-Considers public listing
A highly placed source at the Ghana Community Network Services Ltd (GCNet) has told the Financial Intelligence that GCNet was poised to deliver on the expanded mandate Government of Ghana had given to them.
The source said the company would rise up to the challenge and help plug all loop-holes in the import tax net to ensure maximum revenue mobilization for the government.
The source spoke to this paper shortly after government announced that GCNet was to deploy Valuation modules for Customs Excise and Preventive Service (CEPS) so as to enhance the valuation and validation of Destination Inspection in the import processing sector of the country.
“We appreciate the new confidence government has reposed in us, and consider it a new challenge, but we believe we have the needed capacity to deliver,” the source intimated.
According to this source, the valuation module had been part of the system GCNet deployed for CEPS, however for some strange reasons, CEPS had not activated it for use.
He said government stood to gain so much financially by this decision taken by the President and expressed the hope that other stakeholders would cooperate with GCNet to continue to carry out its mandate to help maximize revenue for the country’s development.
“We have learnt our lessons and so our reporting system would now be made available to all those charged with oversight responsibility for us and our partners for the necessary remedial actions to be taken on cases of misconduct. The source explained further that GCNet formerly was careful in issuing its reports on the operations of CEPS and Destination Inspection Companies (DICs), especially because some top officials of CEPS complained that GCNet had been reporting them to government. “But now, we will not hesitate to provide this information to higher authorities as soon as they are ready so that transparency would become the hallmark of CEPS operations.”
The source lamented that the size of revenue that had been lost to the state through the connivance of CEPS officials and some importers were in some cases three times what government had been scouting for from development partners. “With cooperation from all stakeholders, this situation would be reversed for the good of Ghana,” said the source.
The source also hinted that GCNet had been considering bringing on board additional investors to own part of the company.
According to him, there were two options, either to ask existing shareholders to sell part of their shares to the new investors, or for the company to float additional shares.
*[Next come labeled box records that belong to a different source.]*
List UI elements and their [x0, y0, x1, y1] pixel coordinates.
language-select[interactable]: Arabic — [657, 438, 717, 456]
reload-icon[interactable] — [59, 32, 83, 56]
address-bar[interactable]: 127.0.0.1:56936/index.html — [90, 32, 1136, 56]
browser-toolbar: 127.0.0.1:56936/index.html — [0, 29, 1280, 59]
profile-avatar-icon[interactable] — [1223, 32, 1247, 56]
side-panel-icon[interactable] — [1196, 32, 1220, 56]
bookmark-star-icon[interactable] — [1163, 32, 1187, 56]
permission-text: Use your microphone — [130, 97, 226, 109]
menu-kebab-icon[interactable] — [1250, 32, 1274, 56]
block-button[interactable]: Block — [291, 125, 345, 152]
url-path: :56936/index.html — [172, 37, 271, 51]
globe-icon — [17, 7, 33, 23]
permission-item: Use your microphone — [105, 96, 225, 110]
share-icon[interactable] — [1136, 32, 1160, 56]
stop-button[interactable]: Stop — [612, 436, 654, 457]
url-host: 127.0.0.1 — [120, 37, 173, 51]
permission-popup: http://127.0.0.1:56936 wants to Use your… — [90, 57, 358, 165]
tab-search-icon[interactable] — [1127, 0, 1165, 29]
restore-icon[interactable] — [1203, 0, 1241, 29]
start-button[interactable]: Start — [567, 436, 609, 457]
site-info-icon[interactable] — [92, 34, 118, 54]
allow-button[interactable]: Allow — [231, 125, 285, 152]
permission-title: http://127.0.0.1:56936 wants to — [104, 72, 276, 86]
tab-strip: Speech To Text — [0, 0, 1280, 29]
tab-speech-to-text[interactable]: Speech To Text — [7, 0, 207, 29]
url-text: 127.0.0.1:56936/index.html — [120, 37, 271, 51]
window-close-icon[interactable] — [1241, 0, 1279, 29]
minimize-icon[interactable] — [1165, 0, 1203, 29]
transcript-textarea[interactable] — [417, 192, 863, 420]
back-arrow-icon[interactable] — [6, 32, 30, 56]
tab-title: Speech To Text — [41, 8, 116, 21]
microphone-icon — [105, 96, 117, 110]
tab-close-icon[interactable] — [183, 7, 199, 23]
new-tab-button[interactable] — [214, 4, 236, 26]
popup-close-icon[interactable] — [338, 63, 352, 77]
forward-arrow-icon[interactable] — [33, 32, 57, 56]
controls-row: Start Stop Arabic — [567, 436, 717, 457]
This, he said could be done privately or through listing on the Ghana Stock Exchange, and though no firm decision had been taken on this yet, the source believed that it was just a matter of time that this would become a reality. He said when GCNet was first established in 1999, the idea was to get as many institutional investors as possible on board, “but those were the days of high interest rates, and so it was easier for people to make more money on Treasury bills than to invest in a new company whose fate they did not know. Checks at the Registrar General’s Department indicated that the CEPS holds 20% of GCNet shares while the Ghana Shippers Council also holds 10%. Ecobank and Ghana Commercial Bank (GCB) hold 5% each with SGS Laboratories holding 60 % stakes.